Monocytes play a key role in cGvHD pathogenesis via antigen presentation, cytokine release (e.g., IL-1, TNF-α), and downstream immune activation leading to tissue damage. Elevated and activated monocyte levels have been documented in cGvHD and therapies such as CSF-1R inhibition with axatilimab have shown benefit in refractory cases. In this context, absolute monocyte count may serve as a simple and cost-effective biomarker. We previously suggested this hypothesis in a single-center study; here, we validate this finding in a multicenter study.
METHODS
We conducted a retrospective, multicenter study including patients who underwent allo-HSCT in 8 Spanish centers between 2014–2017. Those who died within the first 100 days post-transplant were excluded. A total of 477 patients were analyzed. Monocytosis was defined as a monocyte count > 1 × 10⁹/L, occurring during post-transplant follow-up any time prior to the onset of cGvHD or 6 months before cGvHD onset.
RESULTS
The median age at diagnosis was 50 years (IQR 25–75: 40–58 years), with a mean age of 47.5 years (SD = 13.2). Regarding sex, 59.0% of the patients were male. Most patients received a reduced-intensity conditioning (RIC) regimen (67.4%). The donor type was predominantly matched related (sibling) in 34.8% of cases, followed by matched unrelated donors in 32.5%. Male donors accounted for 64.5% of cases. The primary source of hematopoietic stem cells was peripheral blood (92.4%). Regarding disease status at the time of transplantation, 57.9% of patients were in complete remission (CR), 17.3% were in partial remission, and 14.6% had active disease. Overall mortality was 36.3%, and the relapse rate was 30.6% at 8 years.
A highly significant association was observed between the presence of prior monocytosis and the development of cGvHD (p < 0.001). Among patients who developed cGvHD, 44.8% had prior monocytosis, compared to only 1.3% of those who did not. The risk of cGvHD at 36 months was 93.6% (range: 87-96.9%) vs 41% (range: 35.3-46.2%) for patients with or without monocytosis [HR 3.29 (95% CI 2.55-4.24), p < 0.001]. Chronic GvHD flared at a median of 10 months in patients with monocytosis and it was not reached during follow-up in patients with lower counts (p < 0.0001).

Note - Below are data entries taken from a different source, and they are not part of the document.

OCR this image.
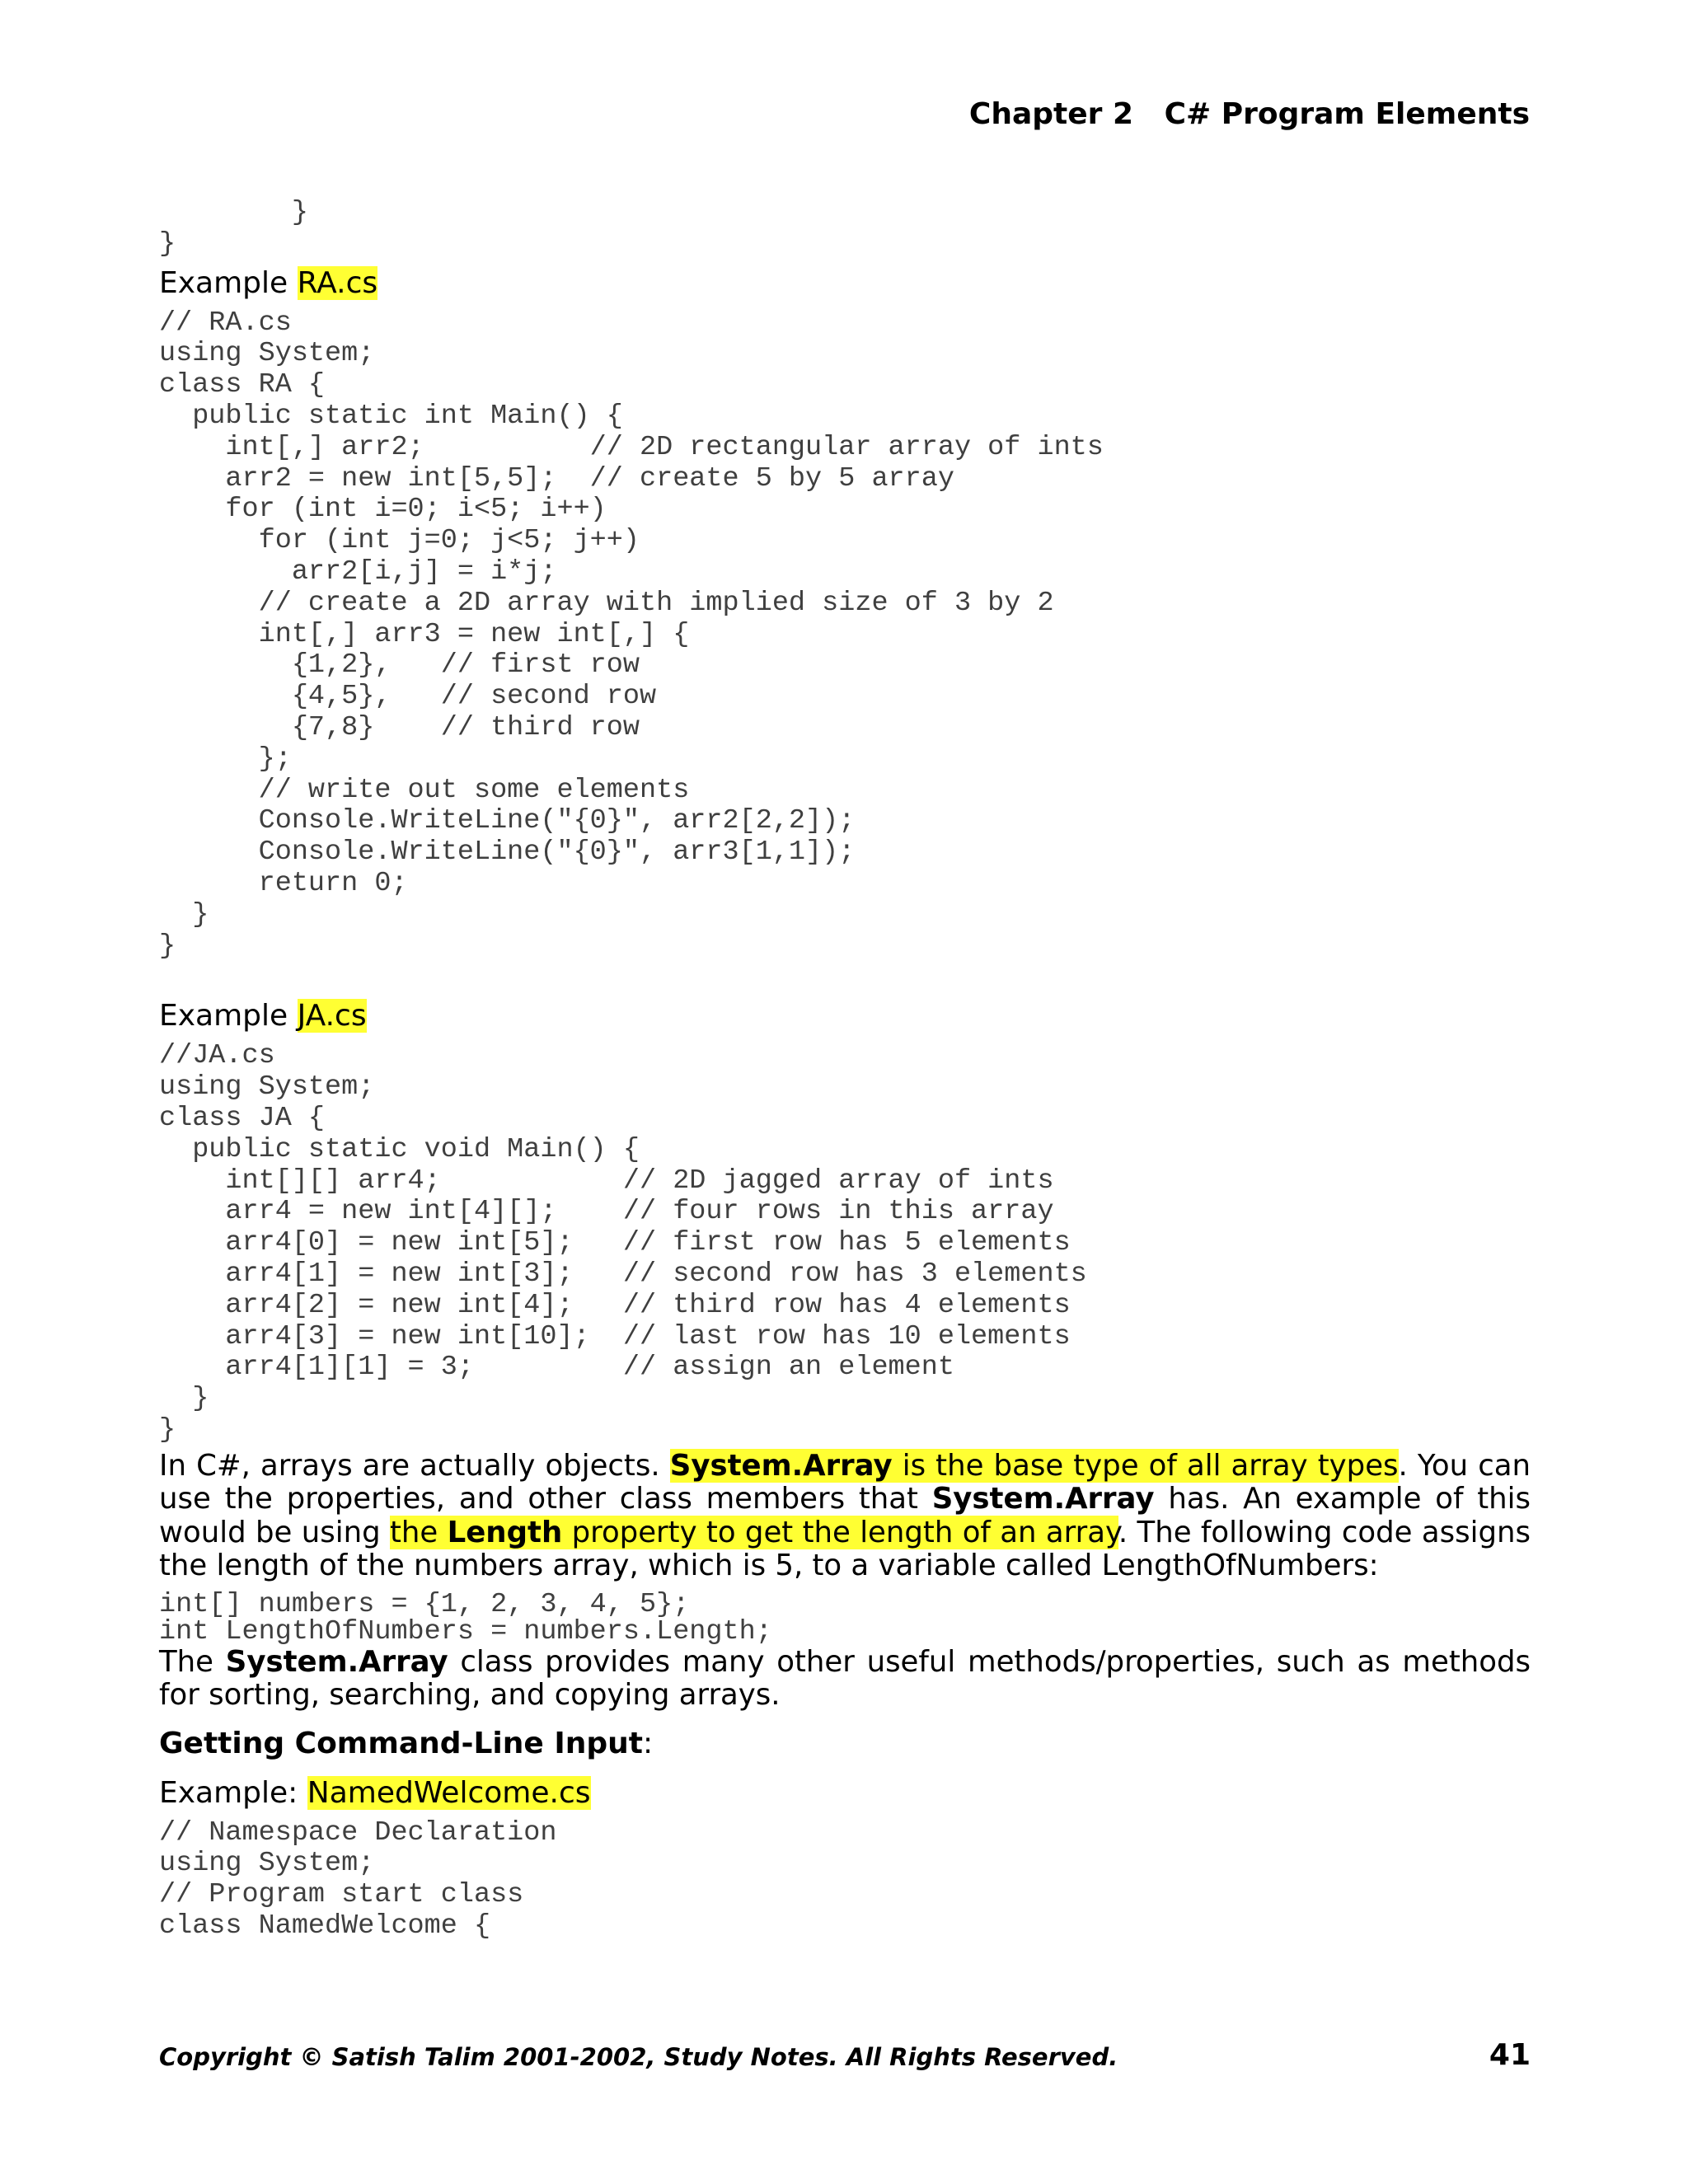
Chapter 2 C# Program Elements
}
}
Example RA.cs
// RA.cs
using System;
class RA {
public static int Main() {
int[,] arr2;          // 2D rectangular array of ints
arr2 = new int[5,5];  // create 5 by 5 array
for (int i=0; i<5; i++)
for (int j=0; j<5; j++)
arr2[i,j] = i*j;
// create a 2D array with implied size of 3 by 2
int[,] arr3 = new int[,] {
{1,2},   // first row
{4,5},   // second row
{7,8}    // third row
};
// write out some elements
Console.WriteLine("{0}", arr2[2,2]);
Console.WriteLine("{0}", arr3[1,1]);
return 0;
}
}
Example JA.cs
//JA.cs
using System;
class JA {
public static void Main() {
int[][] arr4;           // 2D jagged array of ints
arr4 = new int[4][];    // four rows in this array
arr4[0] = new int[5];   // first row has 5 elements
arr4[1] = new int[3];   // second row has 3 elements
arr4[2] = new int[4];   // third row has 4 elements
arr4[3] = new int[10];  // last row has 10 elements
arr4[1][1] = 3;         // assign an element
}
}

In C#, arrays are actually objects. System.Array is the base type of all array types. You can use the properties, and other class members that System.Array has. An example of this would be using the Length property to get the length of an array. The following code assigns the length of the numbers array, which is 5, to a variable called LengthOfNumbers:

int[] numbers = {1, 2, 3, 4, 5};
int LengthOfNumbers = numbers.Length;

The System.Array class provides many other useful methods/properties, such as methods for sorting, searching, and copying arrays.

Getting Command-Line Input:
Example: NamedWelcome.cs
// Namespace Declaration
using System;
// Program start class
class NamedWelcome {
Copyright © Satish Talim 2001-2002, Study Notes. All Rights Reserved.	41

In addition, monocyte count proved to be a strong prognostic factor not only for the incidence but also for the severity of cGvHD. At 36 months, the cumulative incidence of moderate-to-severe cGvHD was 83.6% (range 71.4–90.6%) in patients with monocytosis at any time post-transplant and prior to cGvHD onset, compared to 29.3% (23.9–34.3%) in those without [HR 3.39 (95% CI 2.50-4.59), p < 0.001]. For severe cGvHD, the respective incidences were 47.2% (range 30.7–59.7%) and 14.3% (range 9.9–18.4%) [HR 2.93 (95% CI 1.84-4.65), p < 0.001]. Upon considering monocytosis occurring within 6 months prior to the onset of cGvHD these values were: HR 4.13 (95% CI 2.86-5.97), p < 0.001 for moderate to severe and HR 4.26 (95% CI 2.46-7.37), p < 0.001 for severe cGvHD.

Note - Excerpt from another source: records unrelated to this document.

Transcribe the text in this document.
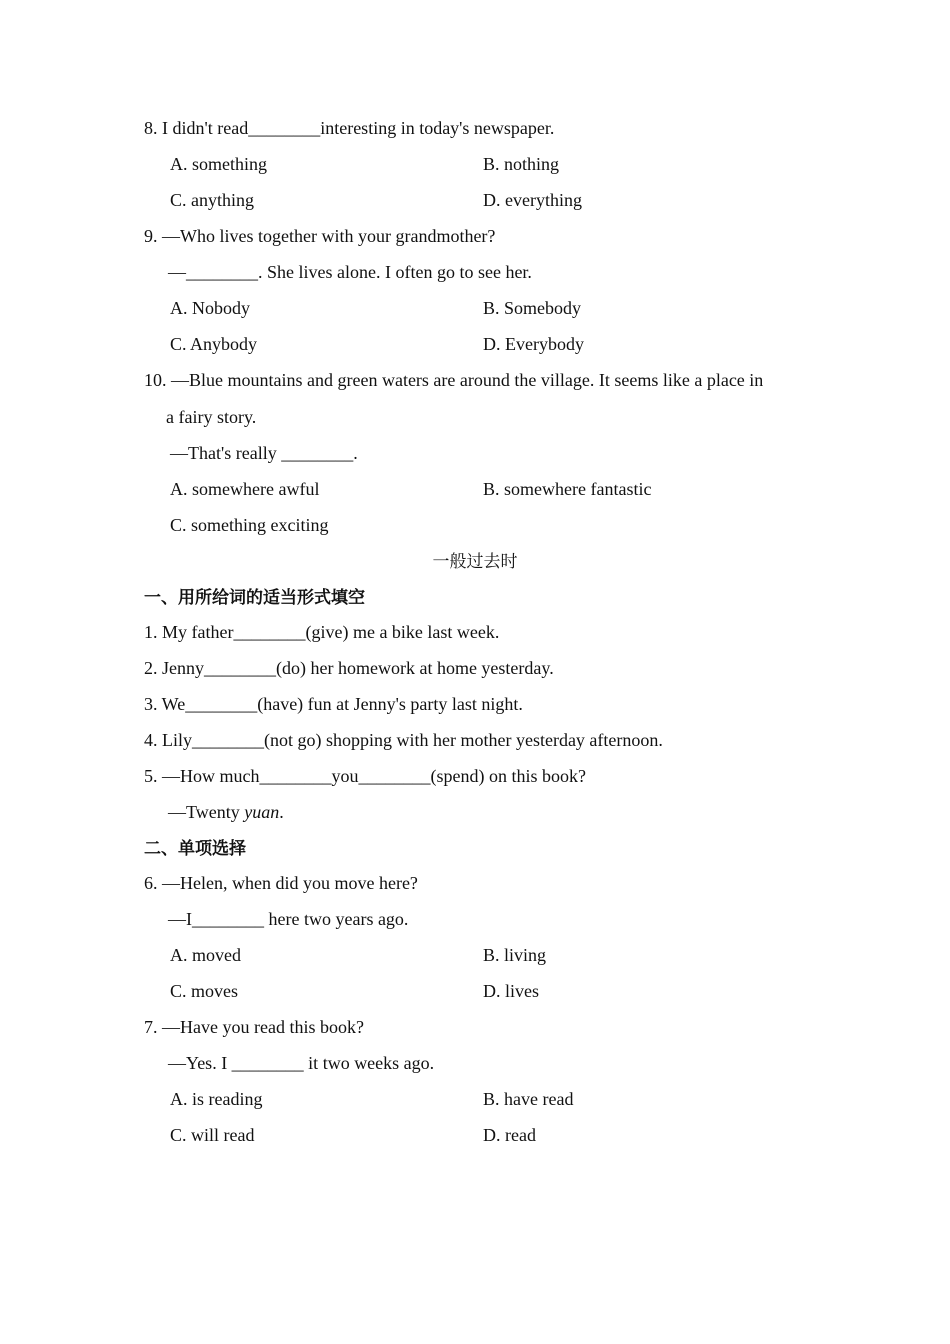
8. I didn't read________interesting in today's newspaper.
A. something	B. nothing
C. anything	D. everything
9. —Who lives together with your grandmother?
—________. She lives alone. I often go to see her.
A. Nobody	B. Somebody
C. Anybody	D. Everybody
10. —Blue mountains and green waters are around the village. It seems like a place in
a fairy story.
—That's really ________.
A. somewhere awful	B. somewhere fantastic
C. something exciting
一般过去时
一、用所给词的适当形式填空
1. My father________(give) me a bike last week.
2. Jenny________(do) her homework at home yesterday.
3. We________(have) fun at Jenny's party last night.
4. Lily________(not go) shopping with her mother yesterday afternoon.
5. —How much________you________(spend) on this book?
—Twenty yuan.
二、单项选择
6. —Helen, when did you move here?
—I________ here two years ago.
A. moved	B. living
C. moves	D. lives
7. —Have you read this book?
—Yes. I ________ it two weeks ago.
A. is reading	B. have read
C. will read	D. read
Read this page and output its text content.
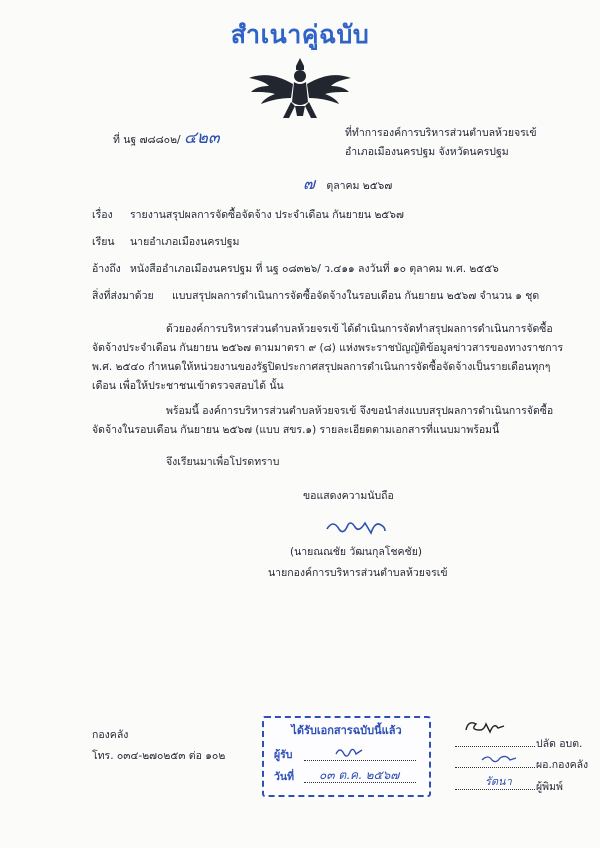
สำเนาคู่ฉบับ
ที่ นฐ ๗๘๘๐๒/ ๔๒๓	ที่ทำการองค์การบริหารส่วนตำบลห้วยจรเข้
อำเภอเมืองนครปฐม จังหวัดนครปฐม
๗ ตุลาคม ๒๕๖๗
เรื่อง รายงานสรุปผลการจัดซื้อจัดจ้าง ประจำเดือน กันยายน ๒๕๖๗
เรียน นายอำเภอเมืองนครปฐม
อ้างถึง หนังสืออำเภอเมืองนครปฐม ที่ นฐ ๐๘๓๒๖/ ว.๔๑๑ ลงวันที่ ๑๐ ตุลาคม พ.ศ. ๒๕๕๖
สิ่งที่ส่งมาด้วย แบบสรุปผลการดำเนินการจัดซื้อจัดจ้างในรอบเดือน กันยายน ๒๕๖๗ จำนวน ๑ ชุด
ด้วยองค์การบริหารส่วนตำบลห้วยจรเข้ ได้ดำเนินการจัดทำสรุปผลการดำเนินการจัดซื้อ
จัดจ้างประจำเดือน กันยายน ๒๕๖๗ ตามมาตรา ๙ (๘) แห่งพระราชบัญญัติข้อมูลข่าวสารของทางราชการ
พ.ศ. ๒๕๔๐ กำหนดให้หน่วยงานของรัฐปิดประกาศสรุปผลการดำเนินการจัดซื้อจัดจ้างเป็นรายเดือนทุกๆ
เดือน เพื่อให้ประชาชนเข้าตรวจสอบได้ นั้น
พร้อมนี้ องค์การบริหารส่วนตำบลห้วยจรเข้ จึงขอนำส่งแบบสรุปผลการดำเนินการจัดซื้อ
จัดจ้างในรอบเดือน กันยายน ๒๕๖๗ (แบบ สขร.๑) รายละเอียดตามเอกสารที่แนบมาพร้อมนี้
จึงเรียนมาเพื่อโปรดทราบ
ขอแสดงความนับถือ
(นายณณชัย วัฒนกุลโชคชัย)
นายกองค์การบริหารส่วนตำบลห้วยจรเข้
ได้รับเอกสารฉบับนี้แล้ว
ผู้รับ
วันที่ ๐๓ ต.ค. ๒๕๖๗
กองคลัง
โทร. ๐๓๔-๒๗๐๒๕๓ ต่อ ๑๐๒
ปลัด อบต.
ผอ.กองคลัง
รัตนา ผู้พิมพ์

The positive predictive value (PPV) was 97.4%, therefore, most patients with monocytosis developed cGvHD. Again, considering monocytosis occurring within 6 months prior to the onset of cGvHD PPV was also 97.4%.

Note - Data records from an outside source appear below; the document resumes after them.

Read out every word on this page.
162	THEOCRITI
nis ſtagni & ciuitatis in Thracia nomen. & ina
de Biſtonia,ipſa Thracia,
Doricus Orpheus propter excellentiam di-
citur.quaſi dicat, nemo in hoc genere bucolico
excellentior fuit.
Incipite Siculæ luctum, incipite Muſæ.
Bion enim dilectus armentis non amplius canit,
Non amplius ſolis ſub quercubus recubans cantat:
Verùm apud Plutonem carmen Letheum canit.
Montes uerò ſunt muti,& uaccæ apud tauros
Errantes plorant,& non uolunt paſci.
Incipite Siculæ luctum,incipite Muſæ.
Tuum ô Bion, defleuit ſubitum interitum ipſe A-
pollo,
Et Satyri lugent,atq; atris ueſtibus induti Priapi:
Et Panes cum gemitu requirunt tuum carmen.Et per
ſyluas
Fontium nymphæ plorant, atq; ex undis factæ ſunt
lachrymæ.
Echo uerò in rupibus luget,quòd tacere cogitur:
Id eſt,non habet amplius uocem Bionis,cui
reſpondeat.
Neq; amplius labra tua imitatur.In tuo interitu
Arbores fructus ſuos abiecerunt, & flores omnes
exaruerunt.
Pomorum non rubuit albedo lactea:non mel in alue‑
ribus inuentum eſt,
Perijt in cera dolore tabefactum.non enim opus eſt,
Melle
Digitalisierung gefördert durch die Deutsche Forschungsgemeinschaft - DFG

Finally, we performed a multivariate analysis for overall cGvHD including monocytes count, GvHD prophylaxis, stem cell source, donor type, conditioning regimens and prior aGvHD. Patients with monocytosis during follow-up had 2.51 times higher risk of developing cGvHD than those without it (HR 2.51, IC 95%: 1.92–3.29; p < 0,001).
CONCLUSIONS
In conclusion, monocytosis onset following allo-HSCT is a prognostic biomarker of cGvHD. Monocytes' count ≥ 1.0 109/ L may help to identify patients at a higher risk of cGvHD, particularly those with moderate and severe forms.